« Ça marche ? »
Anne Laplantine est une figure légendaire quoique toujours discrète qui a hanté le début du XXIe siècle : musicienne de l’ombre, elle a produit un certains nombres d’artefacts (cassette, vinyle, CD) sur plusieurs maisons de disques plus ou moins visibles. Avec cette façon de ne jamais être là où on supposait qu’elle soit : entre une synthpop en français bizarre, des piècettes lo-fi cubisto-brutes, et les instrumentaux électro 80s enregistrés – on imagine – sur ordi ou sur 4-pistes, elle a convaincu des marques qui avaient plutôt le vent en poupe : que ce soit à l’étranger chez les Allemands de Tomlab, ou que ce soit chez les Parisiens de Gooom Disques. Elle a aussi croisé ses compositions avec le top du pointillisme pointu, le trouvère folktronic Momus pour une pièce magnifique, Summerisle et joué avec quelques masques, comme une protection supplémentaire (alias Michiko Kusaki par exemple), l’amenant à être écouté plus en dehors du pays qu’ici même (de l’Allemagne au Japon en passant par les États-Unis). Le truc, c’est que si on l’avait un peu perdue de vue, elle n’a jamais arrêté, continuant d’œuvrer sur des cellules avant-gardistes cassettophiles Tanzprocess ou Midi Fish.

Un culte du secret presque que vient presque rompre, enfin calmons-nous, c’est aussi une cassette, Partons pour tu, sorte de rétrospective pour qui avait manqué des épisodes. Ce rattrapage tombe à pic pour rappeler qu’Anne Laplantine peut se poser tranquillement en chaînon manquant, faisant le lien entre l’électronique intelligente de chambre, la chanson lo-fi (Nordheim, l’un de ses sommets fête ses 25 ans cette année) des nineties et donc les jeunes gens qui ont envahi ces dernières années les plateformes avec leurs chansons mélancoliques élevées à Ableton et Autotune. D’ailleurs, quand j’ai recommencé à écrire en 2018, j’avais interviewé dans Langue Pendue Mili (Simili Gum) & dYMANCHE, et je ne fus guère surpris – un peu quand même – que ces deux jeunes gens connaissaient Anne. Il ne s’agit pas de transformer ici la musicienne en une sorte de Keyser Söze des musiques électroniques, mais on peut dire que son aura l’aura fait bien voyager dans le temps, des premiers frissons électroniques (si Active Suspension ou Clapping Music vous disent quelque chose) de la fin des 90 jusqu’à Salut C’est Cool pour lesquels elle avait travaillé un remix en 2015, et au-delà.
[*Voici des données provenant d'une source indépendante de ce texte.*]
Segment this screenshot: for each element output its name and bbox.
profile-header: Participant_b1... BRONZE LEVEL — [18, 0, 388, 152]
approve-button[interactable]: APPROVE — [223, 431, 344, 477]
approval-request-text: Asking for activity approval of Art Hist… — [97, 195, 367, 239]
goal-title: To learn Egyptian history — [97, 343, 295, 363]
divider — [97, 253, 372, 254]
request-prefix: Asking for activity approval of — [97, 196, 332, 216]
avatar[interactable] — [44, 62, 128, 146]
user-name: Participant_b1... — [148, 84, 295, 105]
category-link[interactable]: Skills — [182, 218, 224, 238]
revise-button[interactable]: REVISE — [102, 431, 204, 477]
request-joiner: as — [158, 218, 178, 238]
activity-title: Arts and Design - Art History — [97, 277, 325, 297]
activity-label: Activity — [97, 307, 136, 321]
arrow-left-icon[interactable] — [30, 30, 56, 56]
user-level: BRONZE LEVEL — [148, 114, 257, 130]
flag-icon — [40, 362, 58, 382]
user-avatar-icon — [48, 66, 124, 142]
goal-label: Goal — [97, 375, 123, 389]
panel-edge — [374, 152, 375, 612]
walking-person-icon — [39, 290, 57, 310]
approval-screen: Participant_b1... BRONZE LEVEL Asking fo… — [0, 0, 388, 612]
La cassette a bien un effet madeleine pour ceux qui auront trempé en auditeur dans l’une ou l’autre de ses affaires et défilent devant nos oreilles de sacrés paysages sonores réduits comme dans une bulle à neige, micro compositions, bandes originales pour instants fugaces, chansons de peu de mots (Les aléas, les amours, perfection), comme si le silence avait pris l’initiative de composer des petits hymnes à sa propre gloire. Il est temps de remettre dans l’histoire de nos musiques secrètes un peu de celle d’Anne Laplantine, parce que l’ambiance actuelle de ce qu’on écoute lui doit beaucoup, dans ce mélange d’affirmation ultra personnelle et d’effacement, comme ce petit hiss (ou buzz, ou hum) électrique qui passe dans le casque quand c’est mal isolé. On ne sait pas trop qu’elle est là, mais on l’entend toujours, sans la situer vraiment, bien rassurante.